One of the reasons this remains unclear to most people discussing this issue, Butakov says, is that they are talking about it not in terms of the needs of the country as a whole and over the long term but rather to solve particular regional problems. But “shifting the capital only for that end” is neither necessary nor sufficient.
At the same time, the opponents of shifting the Russian capital typically forget that regardless of what happens to the political center of the country, Moscow “all the same will play the role of New York. Only on an even greater scale,” especially given existing economic arrangements and inertia.
Despite the likelihood that current elites would pocket much of the money intended for the construction of a new capital and that the rest of the population would thus gain less than it should, Butakov continues, there is all the same good reason “to talk about shifting the capital of Russia if one adopts the perspective of the development of the country.”
Under the best circumstances, “shifting the capital ought to ‘kill several birds with one stone,’ that it,it should make possible the most successful and effective solution of many problems of the country among which helping Moscow solve its ‘overload’ is far from being the first.”
Among these problems could be the recovery of depressed regions, the re-industrialization of company towns, and the development of high technology industry, as well as the “more profitable and effective” participation in the international “division of labor” that is emerging.
Unlike many countries, Butakov points out, Russia has frequently changed the location of its capital over the last millennium.
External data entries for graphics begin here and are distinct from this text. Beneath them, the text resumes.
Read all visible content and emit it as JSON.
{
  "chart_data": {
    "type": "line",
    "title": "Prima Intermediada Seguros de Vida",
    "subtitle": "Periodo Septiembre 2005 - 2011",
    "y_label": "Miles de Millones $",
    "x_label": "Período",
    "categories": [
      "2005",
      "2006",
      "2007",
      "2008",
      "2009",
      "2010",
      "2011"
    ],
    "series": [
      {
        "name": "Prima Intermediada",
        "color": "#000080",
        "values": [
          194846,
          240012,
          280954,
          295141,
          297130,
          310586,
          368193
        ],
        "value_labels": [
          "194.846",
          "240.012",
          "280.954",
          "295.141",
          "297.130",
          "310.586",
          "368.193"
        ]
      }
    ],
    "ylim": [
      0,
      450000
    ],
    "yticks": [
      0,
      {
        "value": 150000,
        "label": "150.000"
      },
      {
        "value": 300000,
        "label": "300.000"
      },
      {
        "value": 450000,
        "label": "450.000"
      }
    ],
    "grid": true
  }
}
And as his survey of this history shows, it has done so for a variety of reasons, including political control, military security, and linking the country to more rapidly developing outside countries.
Today, most discussions about shifting the capital focus on the possibility of moving it to some existing city in Siberia, but if the capital were simply moved to Yekaterinburg or Krasnoyarsk, the country would gain “simply yet another megalopolis with all the problems common to that status.”
To avoid that outcome, Butakov argues, it is useful to remember why Petere the Great moved the Russian capital from Moscow to St. Petersburg at the start of the 18th century. He did it to open “a window on Europe,” to allow the ideas and developments in the most advanced continent of that time to flow into Russia.
While not everyone approved, Peter’s decision provides a model – but with this difference. Today, the most advanced region of the planet at least in prospect is not Western Europe but rather the Asian-Pacific region, as various experts including Henry Kissinger have pointed out over recent decades..
“For many,” Butakov acknowledges, “the idea of shifting the Russian capital to the Far East will seem absurd, exactly as the idea of buildings a new capital in the swampy mouth of the Neva seemed three hundred years ago.” But a careful consideration of taking this step shows that is just as correct as Peter’s was.
One of the chief objections to moving the capital, Butakov points out, is from this perspective one of the chief reasons for doing so. Just as Peter moved his capital to project power and to defend his conquests, so too moving the capital to the Far East would be a way of projecting power and defending Russian interests against a rising China.
And there is even a place, in the triangle of the cities of Svobodny, Shimanovsk and Uglegorsk in the Amur oblast which would help promote exactly that stance. There is already a military facility there, and plans are underway to move the Russian space port to the outskirts of Uglegorsk by 2018.
As Butakov relates, Yuri Krupnov, a longtime advocate of moving the capital eastward, pointed out at a press conference on December 23 ( putting the capital in that triangle would not only ensure that Russia would retain Siberia and the Far East but that this region would be linked to and thus become part of “ the center of world development.”